Suppose now that $I$ is a finitely generated ideal with generators $f_1,\dots,f_{n-1}$. We can always extend this family of generators to a family $f_1,\dots,f_{n-1},a$, since $a \in I \Rightarrow (a)+I=I$.
Let $\mathbb{Z}[X]:= \mathbb{Z}[x_1,\dots,x_n]$ be the polynomial ring in $n$ indeterminates over the integers. Specifying a family of $n$ elements of a ring yields a unique map $f:\mathbb{Z}[X]\to R$ such that $f(x_i)=f_i$.
Then form the affine blowup algebra $\mathbb{Z}[X][X/x_n]$. It is easy to see that this ring is isomorphic as a $\mathbb{Z}[X]$-algebra to $$\mathbb{Z}\left[\frac{x_1}{x_n},\dots,\frac{x_{n-1}}{x_n},x_n\right],$$ although abstractly as a commutative ring, this ring is again a polynomial ring in $n$ indeterminates.

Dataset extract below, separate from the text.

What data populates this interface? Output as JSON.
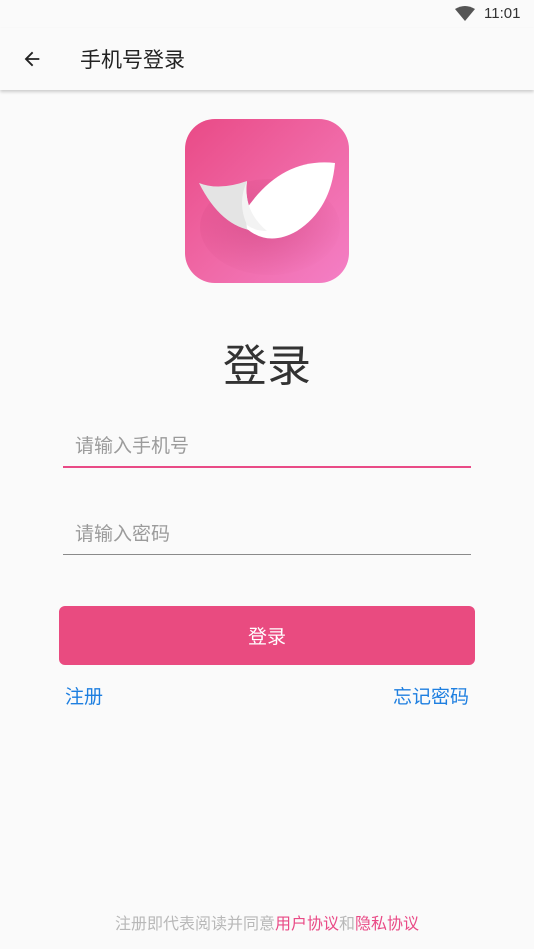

(Note: We could equivalently describe the $\mathbb{Z}[X]$-algebra $\mathbb{Z}[X][X/x_n]$ by the endomorphism $\iota:\mathbb{Z}[X]\to \mathbb{Z}[X]$ sending $x_i\mapsto x_i \cdot x_n$ for $1\leq i <n$ and $x_n\mapsto x_n$.)
Then is it the case that $R[I/a]\cong \mathbb{Z}[X][\frac{X}{x_n}] \otimes_{\mathbb{Z}[X]} R$?
It seems like it ought to be, but I'm worried, since in the non-affine case, given a map $f:Y\to X$ and a closed subscheme $Z\hookrightarrow X$, we ordinarily need $Y\to X$ to be flat in order for the canonical map $\operatorname{Bl}_{f^{-1}(Z)}(Y)\to Y\times_X\operatorname{Bl}_Z(X)$ to be an isomorphism.
Tracked it down: It is true so long as $a$ is a non-zerodivisor in $R$.